Deported mom blasts Jamaican gov’t

Pam (left), a 55-year-old deportee from the United Kingom, hugs an unnamed friend after leaving the Harman Barracks detention centre on Wednesday, February 6. She was the sole woman among a group of 29 deportees.
Pam (left), a 55-year-old deportee from the United Kingom, hugs an unnamed friend after leaving the Harman Barracks detention centre on Wednesday, February 6. She was the sole woman among a group of 29 deportees.

(Jamaica Gleaner) Fifty-five-year-old Pam (last name withheld), the lone female among 29 deported migrants who were processed at Harman Barracks after being sent from the United Kingston on a charter flight to Kingston yesterday, has castigated the Jamaican Government for failing to protect the rights of emigrants.

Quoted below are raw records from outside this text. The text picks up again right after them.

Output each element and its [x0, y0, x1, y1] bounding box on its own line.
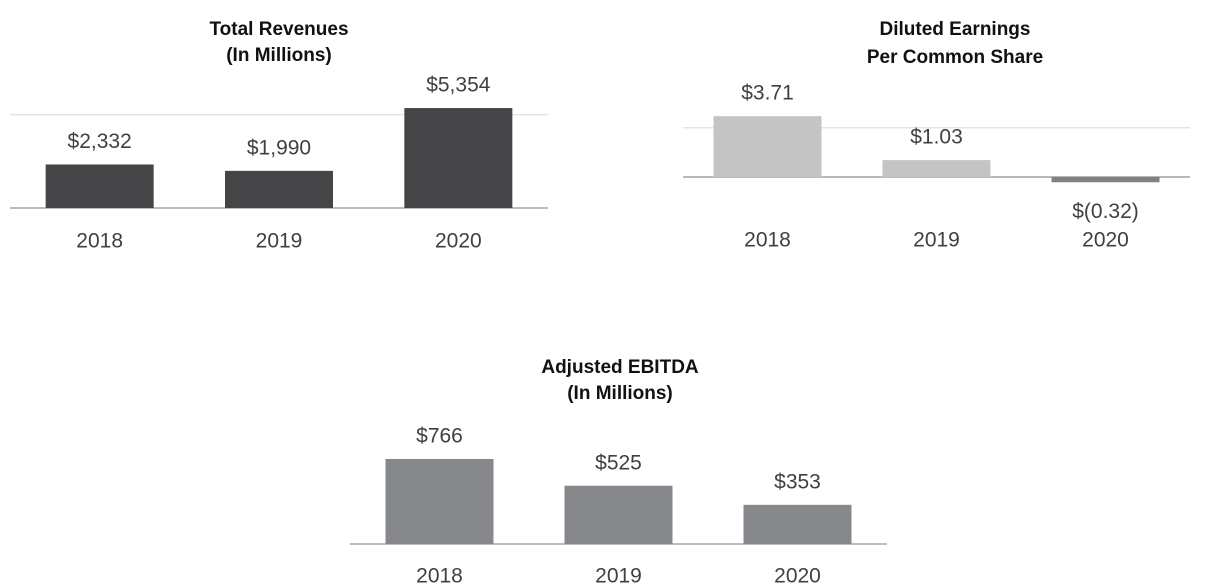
value-label: $525	[595, 451, 642, 474]
value-label: $353	[774, 470, 821, 493]
x-tick-label: 2018	[744, 229, 791, 252]
chart-title: Total Revenues	[209, 19, 348, 40]
chart-title: (In Millions)	[226, 45, 332, 66]
bar	[225, 170, 333, 208]
chart-title: Diluted Earnings	[880, 19, 1031, 40]
value-label: $(0.32)	[1072, 200, 1139, 223]
x-tick-label: 2019	[595, 565, 642, 587]
x-tick-label: 2020	[1082, 229, 1129, 252]
x-tick-label: 2019	[256, 230, 303, 253]
value-label: $2,332	[68, 130, 132, 153]
bar	[713, 116, 822, 177]
value-label: $1,990	[247, 136, 311, 159]
value-label: $5,354	[426, 74, 491, 97]
x-tick-label: 2019	[913, 229, 960, 252]
value-label: $3.71	[741, 82, 794, 105]
x-tick-label: 2020	[435, 230, 482, 253]
bar	[743, 504, 852, 544]
chart-title: Per Common Share	[867, 47, 1043, 68]
bar	[404, 108, 513, 208]
x-tick-label: 2018	[416, 565, 463, 587]
value-label: $1.03	[910, 126, 963, 149]
chart-title: (In Millions)	[567, 383, 673, 404]
x-tick-label: 2018	[76, 230, 123, 253]
chart-title: Adjusted EBITDA	[541, 357, 699, 378]
bar	[45, 164, 154, 208]
bar	[1051, 177, 1160, 183]
bar	[385, 458, 494, 544]
bar	[564, 485, 673, 544]
x-tick-label: 2020	[774, 565, 821, 587]
value-label: $766	[416, 425, 463, 448]
bar	[882, 160, 991, 177]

“The Jamaican authorities don’t really care about us when we are in another country like Britain. They don’t fight for our rights. They feel once we are tagged as criminals, rightfully so in some cases, we must be treated like dogs. We are human beings and Jamaican first,” she said.

Speaking to The Gleaner after walking through the gates to embrace a long-time family friend, who waited more than four hours to see her, she said that having lived in England for 25 years, and being a single mother of five grown children, she had to resort to doing whatever she could to care for her family.

“Even if you committed a minor crime, and you’ve been there like the whole of your adult life, they show you no mercy. You are just taken away like a piece of meat, and our Government here sides with them. Was there a payment for us, or what?” asked Pam.

She said that the murder of one of her sons placed her on the British Home Office radar and that attempts at becoming regularised were turned down.

“I left my kids and grandkids at home. They just came in and took me out the house with the kids there looking on. They are left traumatised because of this madness. I don’t know what will come of them now,” she said.

Pam, who declined to disclose the offence for which she was prosecuted, explained that she was taken to a detention centre at 1 a.m. on Wednesday at a remote location before being transferred to a hangar where they boarded a plane for Jamaica.

“My application to stay has not been touched. I was refused, but it is still in the Home Office. I really don’t know how the children will manage there without me,” she lamented.

The Titan Airways charter flight with the 29 confirmed “serious foreign criminals” on board touched down at Norman Manley International Airport in Kingston, after which they were taken under police guard to the processing centre at Harman Barracks.

The criminal convictions of those deported include:

  • 4 convicted of a sex offence, including rape
  • 6 convicted of violent crime, including grievous bodily harm
  • 1 convicted of murder
  • 1 convicted of attempted murder.
  • 14 convicted of drug offences, including supplying Class A drugs.
  • 1 convicted of robbery
  • 3 convicted of firearm and weapons offences
  • 1 convicted of dangerous driving

None of the 29 were from the Windrush Generation, those Caribbean nationals who emigrated to the UK from the 1940s to 1970s.

Seven, including a Birmingham father of five, gained a last-minute reprieve, according to British news agencies.

Oswald Dawkins, president of the National Organisation of Deported Migrants, said that his organisation continues to offer support.

“We offer those who have nowhere to go a little stipend when we can, and, of course, a place to put their heads. But it’s a very tough thing coming here without family support,” Dawkins said.